A New Idea for Developer Relations

Developer Relations (or DevRel) has always been a murky term. Even the job titles associated with the concept have huge variance: Community Engineer, Dev Evangelist, Technical Advocate, Community Manager, Dev Relations Guru. Over the past several years I’ve had many of these titles.

Being part of a Community, especially in tech is an interesting thing. It’s possible to be an observer, passively watching what happens and hoping the things you want will come to pass through no willing action on your part.

This has never been me.

I’ve focused on actively participating. Delving into the world of Open Source, both the concept and shouting about specific software and tools, I learned early on being a member was the best way to help a community grow. Building and talking about the developer tools that make things better for the developers in a community has been my focus, and when the community benefits, the companies and organization supporting it and supported by it benefit.

For years now, I’ve been working to combine my love of interacting with people with my love for the members of tech communities. Whether this be via speaking engagements, blog posts, attending conferences, or just talking with folks and discussing things on a human level — I love tech and I’m passionate about studying the way people act and interact.

It’s about the people, really

I’m very lucky in the fact there is a position for people like me — people who in fact love to build code and write programs, and at the same time like to work with people and build communities so we can not only sustain these activities, but improve upon previous models. Iterate not only the applications we build, but the way we work together to build them.

It’s with this idea in mind that it came time to do something different. Up until now, a person working in DevRel worked for a company, usually with an agenda, and usually with a budget. I’ve worked for large and small companies — big enterprises and startups. Along with an agenda, they’ve always had some foresight or goal and the financial ability to be members of a community. Any community they wished to be a part of.

Not so for smaller companies.

Recently, the time came to try something different. With some urging from a colleague and good friend, I started DevRelate.io — a first of its kind Developer Relations as a Service Platform.
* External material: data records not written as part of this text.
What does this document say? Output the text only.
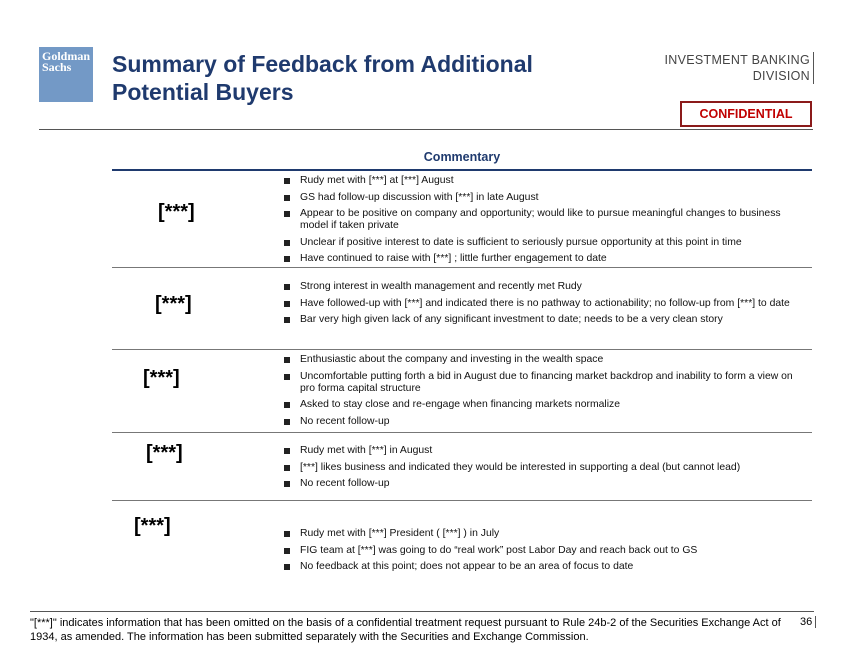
Goldman
Sachs	Summary of Feedback from Additional
Potential Buyers
INVESTMENT BANKING
DIVISION
CONFIDENTIAL
Commentary
[***]
Rudy met with [***] at [***] August
GS had follow-up discussion with [***] in late August
Appear to be positive on company and opportunity; would like to pursue meaningful changes to business model if taken private
Unclear if positive interest to date is sufficient to seriously pursue opportunity at this point in time
Have continued to raise with [***] ; little further engagement to date
[***]
Strong interest in wealth management and recently met Rudy
Have followed-up with [***] and indicated there is no pathway to actionability; no follow-up from [***] to date
Bar very high given lack of any significant investment to date; needs to be a very clean story
[***]
Enthusiastic about the company and investing in the wealth space
Uncomfortable putting forth a bid in August due to financing market backdrop and inability to form a view on pro forma capital structure
Asked to stay close and re-engage when financing markets normalize
No recent follow-up
[***]	Rudy met with [***] in August
[***] likes business and indicated they would be interested in supporting a deal (but cannot lead)
No recent follow-up
[***]	Rudy met with [***] President ( [***] ) in July
FIG team at [***] was going to do “real work” post Labor Day and reach back out to GS
No feedback at this point; does not appear to be an area of focus to date
"[***]" indicates information that has been omitted on the basis of a confidential treatment request pursuant to Rule 24b-2 of the Securities Exchange Act of 1934, as amended. The information has been submitted separately with the Securities and Exchange Commission.
36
As mentioned earlier, DevRel can mean many different things. And DevRelate.io is hoping to provide these things to companies and organizations who wouldn’t have the capability or capacity to have a full time DevRel team (or individual) to help them.

The things I do include:

  • Conference Representation — Talks, Panels, Keynotes
  • Meet-up Representation — Talks, Organization, Attendance
  • Blog Posts — Direct posting or Ghost Writing of technical articles relevant to your audience
  • Community Representation — in forums (StackOverflow, HackerNews, etc.) and social media
  • Event Assistance — helping your team to know where to go, where to show, and how to plan events and meet-ups around the things you want to do
  • Training — working with you to train speakers, from CFP submission to talk execution

By customizing for each client, DevRelate.io is able to provide the best DevRel service to meet the needs of an organization. The idea is to participate — to help people move away from the wall and get into the communities they want to be a part of.

Developer Relations is emerging as a necessary part of any company or organization in tech. DevRelate.io is hoping to be the people who help connect those who are unable to do it for themselves with the people who can help them take the next steps.